Le film achevé, la délivrance du visa d’exploitation buta sur deux obstacles : les relations franco-allemandes et l’image du gendarme de Pithiviers; l’autorisation de diffusion ne fut délivrée qu’en février 56 avec obligation d’intégrer un texte d’avertissement destiné au jeune public et de remplacer la photo du gendarme de Pithiviers qui ne sera finalement que floutée.
Cette même année, le film intègre la sélection officielle du festival de Cannes mais ce choix n’est pas avalisé par le secrétaire d’état à l’économie et à l’industrie : concert de protestations chez les professionnels mais surtout de la part des associations de résistants et de déportés obligeant Maurice Lemaire à accepter sa présence à Cannes et adoubant ainsi le film de Resnais.
Ce scandale, qu’une partie de l’opinion attribuait à une RFA soucieuse d’oublier son douloureux passé, permit au film d’être rapidement projeté à Berlin mais la carrière du film, dans les ciné-clubs et des associations, fût plutôt confidentielle. De l’autre côté du rideau de fer, il souleva l’intérêt à des fins de propagande mais, malgré une nouvelle traduction soucieuse de faire porter à la RFA la responsabilité des évènements, il ne fut pas diffusé pour … insuffisance sur le plan de la propagande.
Sylvie Lindeperg trace ensuite le destin de Nuit et Brouillard, un destin international mais ponctué d’échecs au Japon, au Royaume-Uni, en Suisse, de détournements du film, saucissonné pour une émission aux Etats-Unis, servant de preuve au procès Eichmann.
En France, le parcours du film est à lier à l’objectif d’un de ses commanditaires, le réseau du souvenir : sa plus large diffusion auprès des jeunes.

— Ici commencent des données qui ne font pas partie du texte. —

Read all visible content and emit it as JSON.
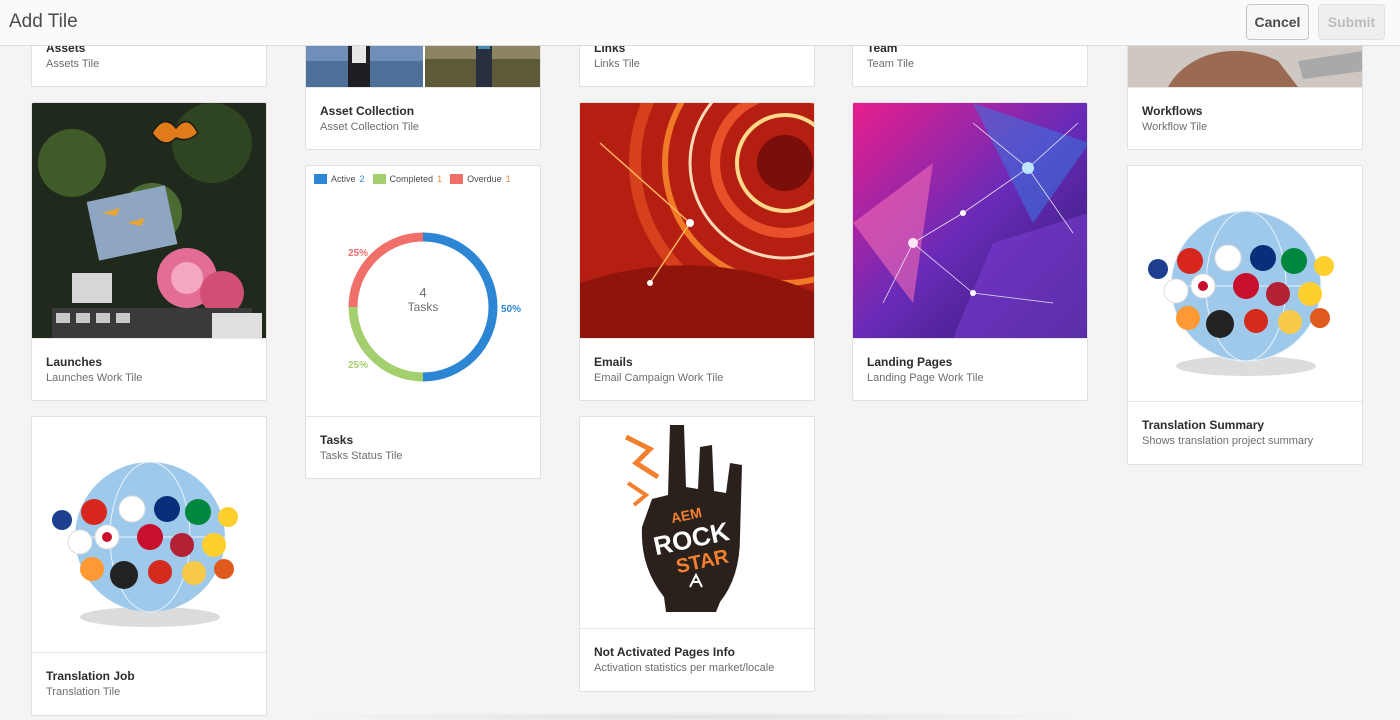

Pour cela, il fallut qu’Henri Michel et Olga Wormser prennent leur bâton de pèlerin afin de présenter le film à des lycéens et des futurs enseignants de la France entière. C’est finalement la génération des enseignants des années 70 qui en fera sa référence pour l’étude du système concentrationnaire. Dans les années 80-90, le rôle assigné à Nuit et Brouillard change ; il devient l’antidote au racisme et à l’antisémitisme à tel point que Jack Lang en fit tiré un exemplaire pour chaque lycée suivant en cela le chemin parcouru par l’œuvre en RFA.

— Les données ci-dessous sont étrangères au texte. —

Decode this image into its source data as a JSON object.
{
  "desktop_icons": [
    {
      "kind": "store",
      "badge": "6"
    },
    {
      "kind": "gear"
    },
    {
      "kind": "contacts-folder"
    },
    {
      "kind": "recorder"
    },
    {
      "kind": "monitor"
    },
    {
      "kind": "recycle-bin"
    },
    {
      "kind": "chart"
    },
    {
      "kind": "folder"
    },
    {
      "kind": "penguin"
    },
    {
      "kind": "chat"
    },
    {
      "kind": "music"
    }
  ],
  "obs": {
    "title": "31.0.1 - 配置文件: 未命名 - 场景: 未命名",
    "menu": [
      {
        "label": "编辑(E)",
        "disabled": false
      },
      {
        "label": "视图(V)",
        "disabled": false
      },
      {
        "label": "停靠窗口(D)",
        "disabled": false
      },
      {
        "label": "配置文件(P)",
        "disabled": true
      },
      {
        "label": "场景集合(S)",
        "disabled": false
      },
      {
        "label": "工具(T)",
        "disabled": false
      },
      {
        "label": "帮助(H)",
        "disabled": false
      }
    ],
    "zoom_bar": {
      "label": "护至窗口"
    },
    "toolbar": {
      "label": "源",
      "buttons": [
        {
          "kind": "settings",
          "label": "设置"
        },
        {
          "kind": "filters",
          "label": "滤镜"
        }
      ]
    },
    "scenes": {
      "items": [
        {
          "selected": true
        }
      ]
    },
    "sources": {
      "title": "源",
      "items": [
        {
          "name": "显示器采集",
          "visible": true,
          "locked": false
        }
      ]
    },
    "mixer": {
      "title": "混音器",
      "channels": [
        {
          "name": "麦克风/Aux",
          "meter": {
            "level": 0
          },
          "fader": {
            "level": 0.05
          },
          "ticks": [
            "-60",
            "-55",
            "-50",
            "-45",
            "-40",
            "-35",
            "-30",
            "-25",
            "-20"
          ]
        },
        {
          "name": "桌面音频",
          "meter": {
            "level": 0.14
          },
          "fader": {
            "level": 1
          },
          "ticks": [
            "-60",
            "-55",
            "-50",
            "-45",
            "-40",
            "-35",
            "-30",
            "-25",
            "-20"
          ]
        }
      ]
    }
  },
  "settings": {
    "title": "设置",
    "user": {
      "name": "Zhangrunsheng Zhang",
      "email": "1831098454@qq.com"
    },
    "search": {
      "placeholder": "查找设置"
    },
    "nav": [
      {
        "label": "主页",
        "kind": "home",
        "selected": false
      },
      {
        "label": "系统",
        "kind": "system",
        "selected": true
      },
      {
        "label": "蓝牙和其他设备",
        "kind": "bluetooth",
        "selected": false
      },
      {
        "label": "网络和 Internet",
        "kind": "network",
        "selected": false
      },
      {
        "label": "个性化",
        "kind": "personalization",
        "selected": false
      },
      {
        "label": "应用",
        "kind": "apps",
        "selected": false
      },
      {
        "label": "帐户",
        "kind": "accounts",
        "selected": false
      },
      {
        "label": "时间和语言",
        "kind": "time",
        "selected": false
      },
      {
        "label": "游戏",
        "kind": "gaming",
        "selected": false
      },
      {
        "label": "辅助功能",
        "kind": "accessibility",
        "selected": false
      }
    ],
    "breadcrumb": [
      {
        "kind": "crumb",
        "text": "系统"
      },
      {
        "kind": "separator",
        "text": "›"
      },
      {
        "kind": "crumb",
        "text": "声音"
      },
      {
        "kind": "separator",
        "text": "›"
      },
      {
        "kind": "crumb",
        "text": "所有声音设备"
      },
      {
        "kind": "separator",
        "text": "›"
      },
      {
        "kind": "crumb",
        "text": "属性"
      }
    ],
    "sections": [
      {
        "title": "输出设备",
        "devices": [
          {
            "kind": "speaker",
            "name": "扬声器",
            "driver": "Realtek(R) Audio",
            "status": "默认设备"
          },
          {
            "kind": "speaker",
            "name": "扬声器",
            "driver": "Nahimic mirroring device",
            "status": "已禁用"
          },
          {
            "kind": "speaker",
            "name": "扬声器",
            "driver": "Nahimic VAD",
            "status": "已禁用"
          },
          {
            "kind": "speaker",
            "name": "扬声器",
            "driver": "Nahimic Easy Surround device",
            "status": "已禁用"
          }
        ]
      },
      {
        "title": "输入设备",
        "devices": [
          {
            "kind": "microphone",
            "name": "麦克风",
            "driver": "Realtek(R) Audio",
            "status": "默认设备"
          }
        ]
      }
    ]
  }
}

L’auteure conclut sur le parcours d’Olga Wormser et ses rapports avec les protagonistes de Nuit et Brouillard. Rapidement, les liens se distendirent Henri Michel mais plus grave pour Olga Wormser fut la blessure que représentèrent les vives critiques des déportés suite à la publication de sa thèse. Brillante par ailleurs, celle-ci contenait une erreur (l’absence de chambres à gaz à l’ouest) que ne lui pardonnèrent pas ses anciens compagnons. Comble de malheur pour celle qui avait tant fait pour la connaissance de la déportation, son nom fut associé à tort, à celui de Robert Faurisson dans un article du Monde ; défendue par l’amicale d’Auschwitz, elle n’en resta pas moins définitivement marquée par cet incident.

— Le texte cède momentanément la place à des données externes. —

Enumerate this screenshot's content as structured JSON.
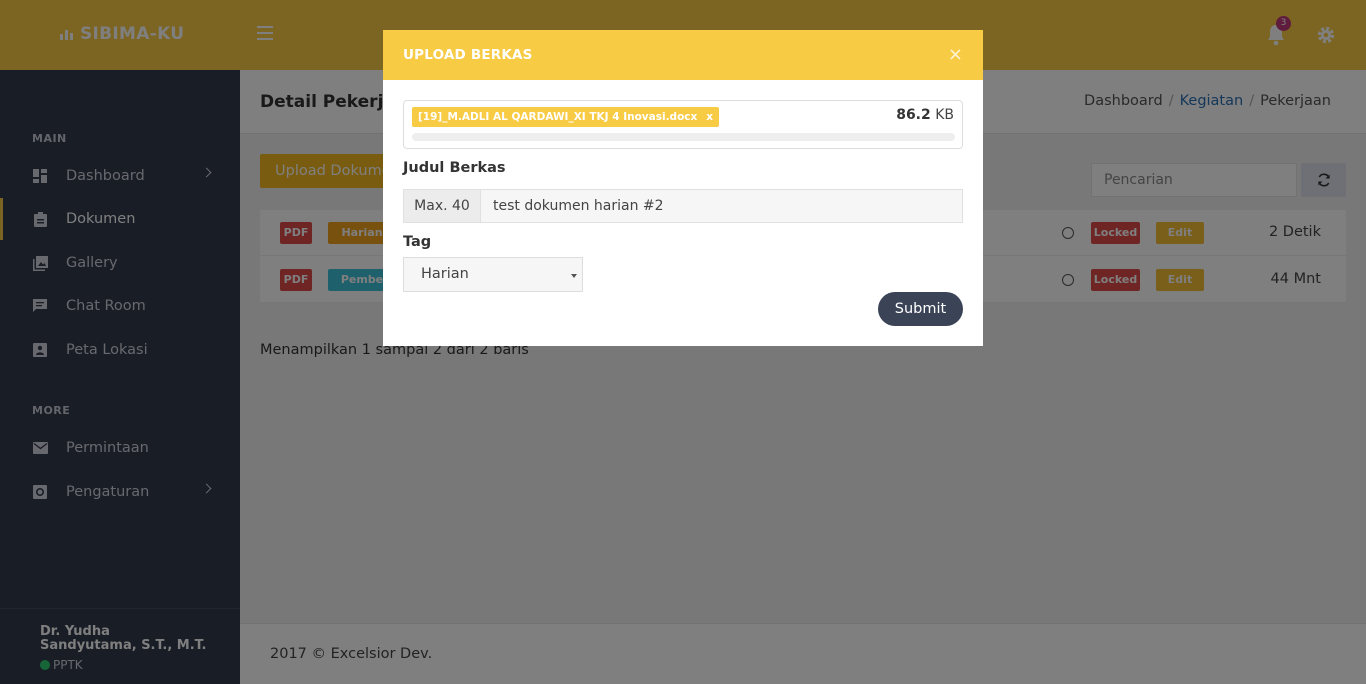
{
  "app": {
    "brand": "SIBIMA-KU",
    "notification_count": "3"
  },
  "sidebar": {
    "section_main": "MAIN",
    "section_more": "MORE",
    "items": [
      {
        "label": "Dashboard",
        "icon": "dashboard-icon"
      },
      {
        "label": "Dokumen",
        "icon": "clipboard-icon"
      },
      {
        "label": "Gallery",
        "icon": "gallery-icon"
      },
      {
        "label": "Chat Room",
        "icon": "chat-icon"
      },
      {
        "label": "Peta Lokasi",
        "icon": "map-icon"
      },
      {
        "label": "Permintaan",
        "icon": "mail-icon"
      },
      {
        "label": "Pengaturan",
        "icon": "settings-icon"
      }
    ],
    "user": {
      "name": "Dr. Yudha Sandyutama, S.T., M.T.",
      "role": "PPTK"
    }
  },
  "page": {
    "title": "Detail Pekerjaan",
    "breadcrumb": [
      "Dashboard",
      "Kegiatan",
      "Pekerjaan"
    ],
    "upload_button": "Upload Dokumen",
    "search_placeholder": "Pencarian",
    "rows": [
      {
        "type": "PDF",
        "tag": "Harian",
        "tag_color": "#f0a21e",
        "status": "Locked",
        "edit": "Edit",
        "time": "2 Detik"
      },
      {
        "type": "PDF",
        "tag": "Pembe",
        "tag_color": "#3dc3d9",
        "status": "Locked",
        "edit": "Edit",
        "time": "44 Mnt"
      }
    ],
    "showing_text": "Menampilkan 1 sampai 2 dari 2 baris",
    "footer": "2017 © Excelsior Dev."
  },
  "modal": {
    "title": "UPLOAD BERKAS",
    "close": "×",
    "file": {
      "name": "[19]_M.ADLI AL QARDAWI_XI TKJ 4 Inovasi.docx",
      "remove": "x",
      "size_value": "86.2",
      "size_unit": "KB",
      "progress": 0
    },
    "judul_label": "Judul Berkas",
    "judul_addon": "Max. 40",
    "judul_value": "test dokumen harian #2",
    "tag_label": "Tag",
    "tag_value": "Harian",
    "submit": "Submit"
  },
  "colors": {
    "topbar": "#f8cb45",
    "sidebar": "#333a4d",
    "danger": "#e14b4b",
    "warning": "#f2b81f"
  }
}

D’un film que, pour beaucoup, nous avons vu plusieurs fois, il est encore possible d’apprendre. Apprendre pour notre culture personnelle mais surtout pour nous permettre d’aborder plus aisément le travail sur l’image. Tout un travail sur l’utilisation du documentaire s’offre à nous à la lecture du livre de Sylvie Lindeperg.
Que ce soit en 3ème ou en première lorsque l’on aborde le génocide mais aussi en terminale dans la partie bilan et mémoires de la seconde guerre mondiale, la lecture de ce livre pourra nous permettre des séances sur le rôle de l’image en général, sur une image en particulier : on pense ici aux images de Bergen-Belsen détournées pour illustrer la vie dans les camps, à l’image du Veld’hiv : censée représenter une rafle de juifs la photo en question, datant de la libération, est celle de suspects de collaboration. Enfin bien sûr, l’image du gendarme qui posa tant de problèmes pour la délivrance du visa d’exploitation. Resnais refusant de s’autocensurer, il fut proposer de remplacer cette image par une autre de valeur équivalente ce que l’historien Henri Michel fut prêt à accepter conscient qu’il était du temps long de l’évolution des mentalités. Finalement, et contrairement à la recommandation de la commission de contrôle, cette photo ne sera pas supprimée mais le képi du gendarme sera simplement caché.